We have deployed mesh central server and apply certificate to support TLS1.0, TLS1.1 and TLS1.2. But for some securty reason we want to disable TLS1.0 from the mesh central server. But when we disable TLS1.0 at server, we are unable to connect our machine.
Can you please guide me, how can we enforce TLS1.2 at our mesh central server to avoid TLS1.0 cerificate.
Please let me know, if you need any more information.
Waiting for your response.
Hi. Sorry for the delay, I am been traveling. Disabling TLS 1.0 is completely understandable. A few questions on your setup:
- Are you using MeshCentral1 or MeshCentral2 as your server?

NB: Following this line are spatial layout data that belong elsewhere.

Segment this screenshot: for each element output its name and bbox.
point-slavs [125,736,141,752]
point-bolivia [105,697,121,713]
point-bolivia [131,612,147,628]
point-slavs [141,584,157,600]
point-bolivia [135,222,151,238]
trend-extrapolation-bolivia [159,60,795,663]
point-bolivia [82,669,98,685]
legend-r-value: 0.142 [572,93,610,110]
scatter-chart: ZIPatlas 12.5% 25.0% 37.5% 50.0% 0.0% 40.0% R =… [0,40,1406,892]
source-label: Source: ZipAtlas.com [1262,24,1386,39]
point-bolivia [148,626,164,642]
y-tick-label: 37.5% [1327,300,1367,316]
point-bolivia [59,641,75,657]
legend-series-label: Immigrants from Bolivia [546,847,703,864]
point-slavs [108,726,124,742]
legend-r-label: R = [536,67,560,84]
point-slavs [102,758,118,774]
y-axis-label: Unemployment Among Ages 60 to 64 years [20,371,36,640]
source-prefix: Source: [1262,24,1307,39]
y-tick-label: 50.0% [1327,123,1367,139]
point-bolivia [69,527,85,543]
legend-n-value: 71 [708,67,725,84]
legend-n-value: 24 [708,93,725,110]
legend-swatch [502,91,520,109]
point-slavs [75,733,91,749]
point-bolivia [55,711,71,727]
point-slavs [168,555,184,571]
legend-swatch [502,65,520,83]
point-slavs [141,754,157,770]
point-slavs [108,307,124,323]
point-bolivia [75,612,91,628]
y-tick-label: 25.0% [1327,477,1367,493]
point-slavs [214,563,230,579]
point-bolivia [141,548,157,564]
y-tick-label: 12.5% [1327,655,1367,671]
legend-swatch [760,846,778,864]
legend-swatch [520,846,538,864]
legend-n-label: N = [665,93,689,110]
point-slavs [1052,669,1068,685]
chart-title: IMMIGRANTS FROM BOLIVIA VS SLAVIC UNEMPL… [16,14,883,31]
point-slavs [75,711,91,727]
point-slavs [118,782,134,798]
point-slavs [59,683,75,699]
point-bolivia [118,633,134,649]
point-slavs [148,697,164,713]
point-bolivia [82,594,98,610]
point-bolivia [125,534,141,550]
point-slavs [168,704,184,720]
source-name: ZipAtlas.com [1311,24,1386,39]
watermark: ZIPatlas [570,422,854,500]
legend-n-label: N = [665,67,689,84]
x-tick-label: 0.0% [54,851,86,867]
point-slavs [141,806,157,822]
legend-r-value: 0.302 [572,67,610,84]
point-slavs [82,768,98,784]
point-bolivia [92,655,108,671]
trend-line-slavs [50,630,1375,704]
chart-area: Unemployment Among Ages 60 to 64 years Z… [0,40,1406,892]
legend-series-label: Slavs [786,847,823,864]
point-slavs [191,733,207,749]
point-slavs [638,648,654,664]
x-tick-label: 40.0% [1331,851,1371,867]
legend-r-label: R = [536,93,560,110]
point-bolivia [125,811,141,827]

- When you say you can't connect to the computers, are you talking about the MeshAgent or AMT?
A note that I am currently working on MeshCentral2 (http://www.meshcommander.com/meshcentral2). I recently updated that version to support all the latest security (RSA3072, SHA386, TLS1.2).
Thank you Ylian for your response.
Here is my comment:
Are you using MeshCentral1 or MeshCentral2 as your server?
- We are currently using MeshCentral1 as our Mesh Central Server.
When you say you can't connect to the computers, are you talking about the MeshAgent or AMT?
- If we disable TLS1.0, We are unable to connect through MeshAgent. No device seen as "Power On" at the Mesh Server dashboard.
Note: We are planning to upgrade the our server with MeshCentral2 in first quarter of next year.
But presently we need to use the current server on TLS1.0 disabling mode. It is creating security vulnerability issue at our end.
I hope all the information provided to you.If you need any more information, please let me know.